As previously noted, almost half the States have adopted an RPS or similar renewable energy target policy. In addition, a number of States, particularly in the Northeast and Western United States, have taken initial steps to regulate carbon dioxide emissions. At the Federal level, key renewable energy subsidies are scheduled to expire within the next 2 years, and there are a number of proposals in Congress to establish national carbon dioxide emission legislation. The implementation of any combination of these policies would be expected to have a significant impact on renewable generation markets and
could significantly affect the cost of achieving the proposed RPS policy or the allocation of the compliance cost among affected parties.
Interaction with State RPS policy is discussed earlier in this report.
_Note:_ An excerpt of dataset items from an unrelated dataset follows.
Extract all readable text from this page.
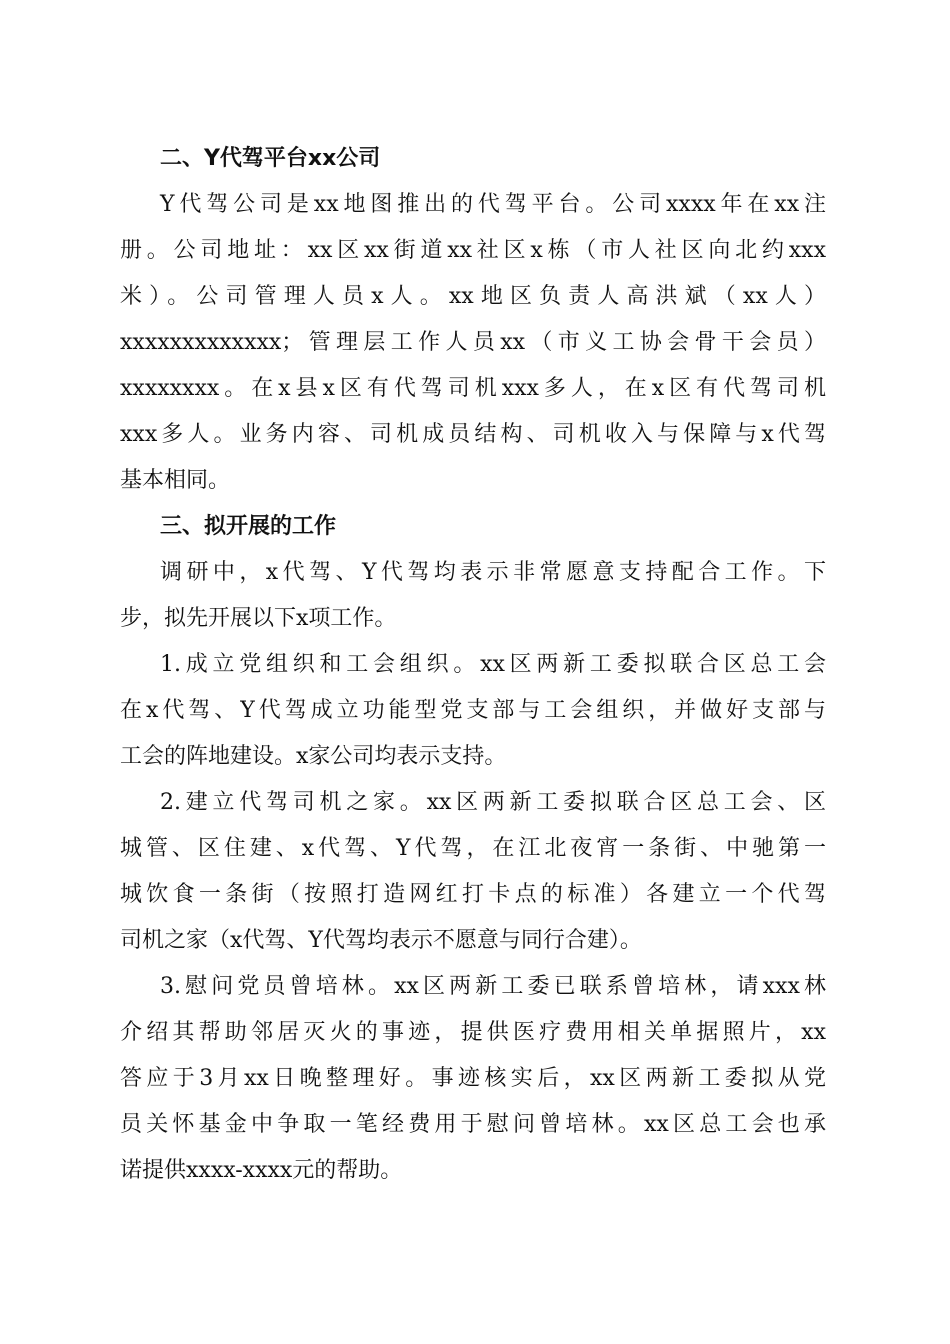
二、Y代驾平台xx公司
Y代驾公司是xx地图推出的代驾平台。公司xxxx年在xx注
册。公司地址：xx区xx街道xx社区x栋（市人社区向北约xxx
米）。公司管理人员x人。xx地区负责人高洪斌（xx人）
xxxxxxxxxxxxx；管理层工作人员xx（市义工协会骨干会员）
xxxxxxxx。在x县x区有代驾司机xxx多人，在x区有代驾司机
xxx多人。业务内容、司机成员结构、司机收入与保障与x代驾
基本相同。
三、拟开展的工作
调研中，x代驾、Y代驾均表示非常愿意支持配合工作。下
步，拟先开展以下x项工作。
1.成立党组织和工会组织。xx区两新工委拟联合区总工会
在x代驾、Y代驾成立功能型党支部与工会组织，并做好支部与
工会的阵地建设。x家公司均表示支持。
2.建立代驾司机之家。xx区两新工委拟联合区总工会、区
城管、区住建、x代驾、Y代驾，在江北夜宵一条街、中驰第一
城饮食一条街（按照打造网红打卡点的标准）各建立一个代驾
司机之家（x代驾、Y代驾均表示不愿意与同行合建）。
3.慰问党员曾培林。xx区两新工委已联系曾培林，请xxx林
介绍其帮助邻居灭火的事迹，提供医疗费用相关单据照片，xx
答应于3月xx日晚整理好。事迹核实后，xx区两新工委拟从党
员关怀基金中争取一笔经费用于慰问曾培林。xx区总工会也承
诺提供xxxx-xxxx元的帮助。
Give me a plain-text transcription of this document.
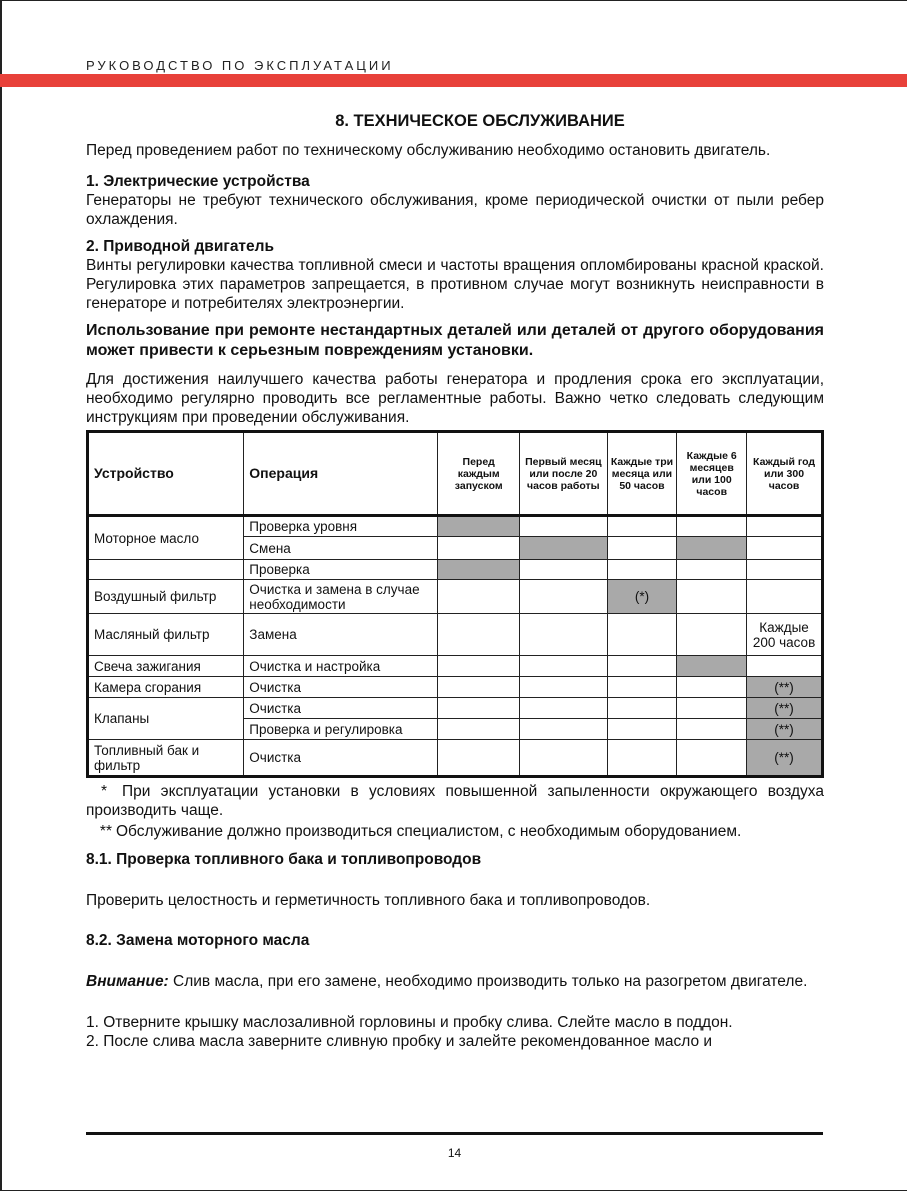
РУКОВОДСТВО ПО ЭКСПЛУАТАЦИИ
8. ТЕХНИЧЕСКОЕ ОБСЛУЖИВАНИЕ

Перед проведением работ по техническому обслуживанию необходимо остановить двигатель.

1. Электрические устройства

Генераторы не требуют технического обслуживания, кроме периодической очистки от пыли ребер охлаждения.

2. Приводной двигатель

Винты регулировки качества топливной смеси и частоты вращения опломбированы красной краской. Регулировка этих параметров запрещается, в противном случае могут возникнуть неисправности в генераторе и потребителях электроэнергии.

Использование при ремонте нестандартных деталей или деталей от другого оборудования может привести к серьезным повреждениям установки.

Для достижения наилучшего качества работы генератора и продления срока его эксплуатации, необходимо регулярно проводить все регламентные работы. Важно четко следовать следующим инструкциям при проведении обслуживания.

Устройство	Операция	Перед каждым запуском	Первый месяц или после 20 часов работы	Каждые три месяца или 50 часов	Каждые 6 месяцев или 100 часов	Каждый год или 300 часов
Моторное масло	Проверка уровня					
	Смена					
	Проверка					
Воздушный фильтр	Очистка и замена в случае необходимости			(*)		
Масляный фильтр	Замена					Каждые 200 часов
Свеча зажигания	Очистка и настройка					
Камера сгорания	Очистка					(**)
Клапаны	Очистка					(**)
	Проверка и регулировка					(**)
Топливный бак и фильтр	Очистка					(**)

* При эксплуатации установки в условиях повышенной запыленности окружающего воздуха производить чаще.

** Обслуживание должно производиться специалистом, с необходимым оборудованием.

8.1. Проверка топливного бака и топливопроводов

Проверить целостность и герметичность топливного бака и топливопроводов.

8.2. Замена моторного масла

Внимание: Слив масла, при его замене, необходимо производить только на разогретом двигателе.

1. Отверните крышку маслозаливной горловины и пробку слива. Слейте масло в поддон.

2. После слива масла заверните сливную пробку и залейте рекомендованное масло и

14
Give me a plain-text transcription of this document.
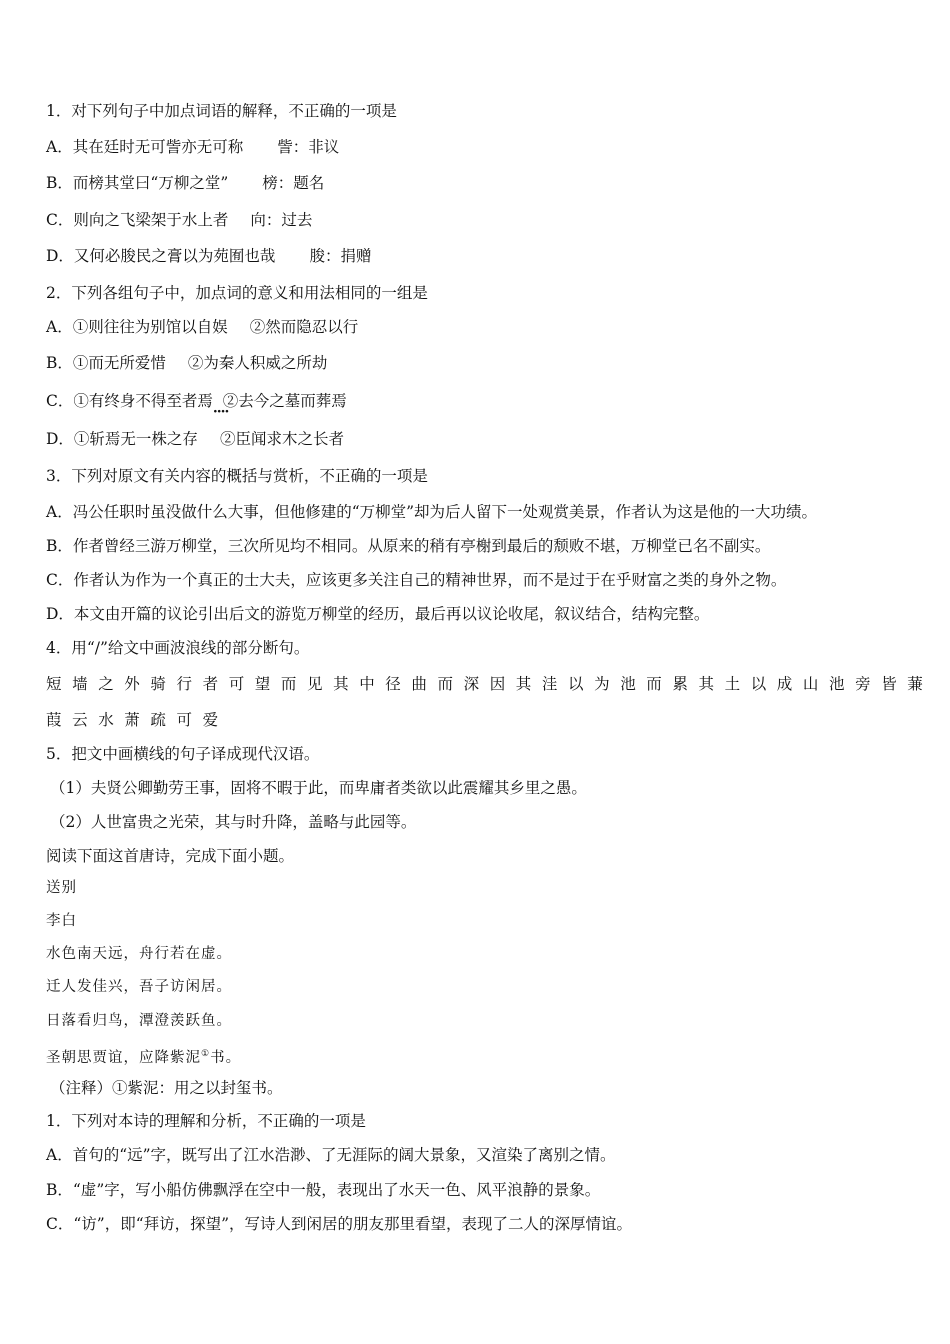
1．对下列句子中加点词语的解释，不正确的一项是
A．其在廷时无可訾亦无可称 訾：非议
B．而榜其堂曰“万柳之堂” 榜：题名
C．则向之飞梁架于水上者 向：过去
D．又何必朘民之膏以为苑囿也哉 朘：捐赠
2．下列各组句子中，加点词的意义和用法相同的一组是
A．①则往往为别馆以自娱 ②然而隐忍以行
B．①而无所爱惜 ②为秦人积威之所劫
C．①有终身不得至者焉   ···· ②去今之墓而葬焉
D．①斩焉无一株之存 ②臣闻求木之长者
3．下列对原文有关内容的概括与赏析，不正确的一项是
A．冯公任职时虽没做什么大事，但他修建的“万柳堂”却为后人留下一处观赏美景，作者认为这是他的一大功绩。
B．作者曾经三游万柳堂，三次所见均不相同。从原来的稍有亭榭到最后的颓败不堪，万柳堂已名不副实。
C．作者认为作为一个真正的士大夫，应该更多关注自己的精神世界，而不是过于在乎财富之类的身外之物。
D．本文由开篇的议论引出后文的游览万柳堂的经历，最后再以议论收尾，叙议结合，结构完整。
4．用“/”给文中画波浪线的部分断句。
短墙之外骑行者可望而见其中径曲而深因其洼以为池而累其土以成山池旁皆蒹
葭云水萧疏可爱
5．把文中画横线的句子译成现代汉语。
（1）夫贤公卿勤劳王事，固将不暇于此，而卑庸者类欲以此震耀其乡里之愚。
（2）人世富贵之光荣，其与时升降，盖略与此园等。
阅读下面这首唐诗，完成下面小题。
送别
李白
水色南天远，舟行若在虚。
迁人发佳兴，吾子访闲居。
日落看归鸟，潭澄羡跃鱼。
圣朝思贾谊，应降紫泥①书。
（注释）①紫泥：用之以封玺书。
1．下列对本诗的理解和分析，不正确的一项是
A．首句的“远”字，既写出了江水浩渺、了无涯际的阔大景象，又渲染了离别之情。
B．“虚”字，写小船仿佛飘浮在空中一般，表现出了水天一色、风平浪静的景象。
C．“访”，即“拜访，探望”，写诗人到闲居的朋友那里看望，表现了二人的深厚情谊。
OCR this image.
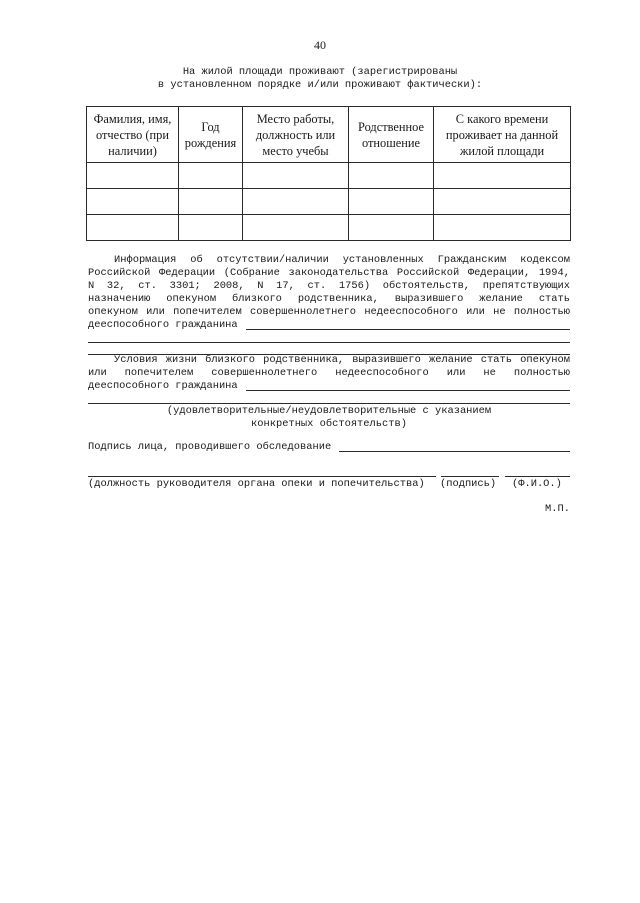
40
На жилой площади проживают (зарегистрированы
в установленном порядке и/или проживают фактически):
Фамилия, имя, отчество (при наличии)	Год рождения	Место работы, должность или место учебы	Родственное отношение	С какого времени проживает на данной жилой площади

Информация об отсутствии/наличии установленных Гражданским кодексом
Российской Федерации (Собрание законодательства Российской Федерации, 1994,
N 32, ст. 3301; 2008, N 17, ст. 1756) обстоятельств, препятствующих
назначению опекуном близкого родственника, выразившего желание стать
опекуном или попечителем совершеннолетнего недееспособного или не полностью
дееспособного гражданина
Условия жизни близкого родственника, выразившего желание стать опекуном
или попечителем совершеннолетнего недееспособного или не полностью
дееспособного гражданина
(удовлетворительные/неудовлетворительные с указанием
конкретных обстоятельств)
Подпись лица, проводившего обследование
(должность руководителя органа опеки и попечительства) (подпись) (Ф.И.О.)
М.П.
If renewable
generation is seen as a cost-effective means of reducing carbon dioxide emissions, the cost of new renewable generation might be allocated between the RPS credit price and the cost of achieving the carbon dioxide regulation, reducing the apparent standalone cost of one or both programs, but not reducing total costs. If the renewable generation targets in this proposal exceed the cost-effective renewable mix of future carbon dioxide
regulations, then this proposal might increase the cost of carbon dioxide reductions
relative to a standalone carbon dioxide policy, while at the same time transferring some of the cost from the carbon dioxide program to the RPS program. The extension of direct or indirect government subsidies for renewable energy, such as the PTC for wind,
biomass, and geothermal or the ITC for solar, would likely reduce the apparent cost of RPS compliance by transferring a significant component of that cost to government
budgets rather than electricity producers and consumers.